My grandma used to own a rocking chair of her own.. i wonder where it went to. I think my uncle's wife just gave birth. I think. I had a really nice night. Played badminton. :D i love my brothers so much. Syam joined us too.. nice match although I was a bit blur.. i missed a lot of shots! yeah.. i love sweating.. hee hee.. Adeen kept on telling me to run a lot.. and catch the shuttlecock.. and he told me that i could lose a lot of fat by doing that.. hee hee.. yeah.. i am still fat. not a pound lighter.. omg. now i'm stress!! hee hee... i LOVE CHOCOLATES! and now i'm fat again..

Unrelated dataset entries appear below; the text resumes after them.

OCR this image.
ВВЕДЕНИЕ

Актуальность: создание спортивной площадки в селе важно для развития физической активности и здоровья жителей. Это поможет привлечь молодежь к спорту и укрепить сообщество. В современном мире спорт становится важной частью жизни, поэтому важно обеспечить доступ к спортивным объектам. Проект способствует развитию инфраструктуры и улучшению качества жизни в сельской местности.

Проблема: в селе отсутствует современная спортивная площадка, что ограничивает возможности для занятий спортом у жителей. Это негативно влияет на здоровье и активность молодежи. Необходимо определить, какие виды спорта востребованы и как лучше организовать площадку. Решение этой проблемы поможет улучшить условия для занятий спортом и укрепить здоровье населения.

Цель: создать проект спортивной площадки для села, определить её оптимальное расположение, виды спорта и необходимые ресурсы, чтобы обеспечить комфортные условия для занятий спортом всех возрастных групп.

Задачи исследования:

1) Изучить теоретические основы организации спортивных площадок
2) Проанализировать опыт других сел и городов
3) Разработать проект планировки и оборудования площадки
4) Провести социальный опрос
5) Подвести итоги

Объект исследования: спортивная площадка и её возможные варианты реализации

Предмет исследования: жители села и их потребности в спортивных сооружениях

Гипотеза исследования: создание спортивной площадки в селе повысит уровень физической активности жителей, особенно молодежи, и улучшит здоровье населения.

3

*i dunno how to do this.. my head is spinning.. i've been thinking a lot about this.. but what is it that i should actually doo.. Dear God.. Please Help ME.. i hate feeling this way..*
rite now, i'm having another headache.. it's not like i've not had any worst headaches than before.. but.. i dunno.. maybe i'm worried about something.. scared.. i am scared.
talking about it ease my head about it. oh well, i can never seem to stop thinking about it. i'm lost, i'm continuously wondering what is my purpose of living, i live for God. i live for my parents. i live for my family and those who love and constantly needing me..i wana do something. i'd get on my feet.. but somehow i will fall again.. i'm tired of that. i'm tired of me.. i've always been. will someone just help me get back on the ground?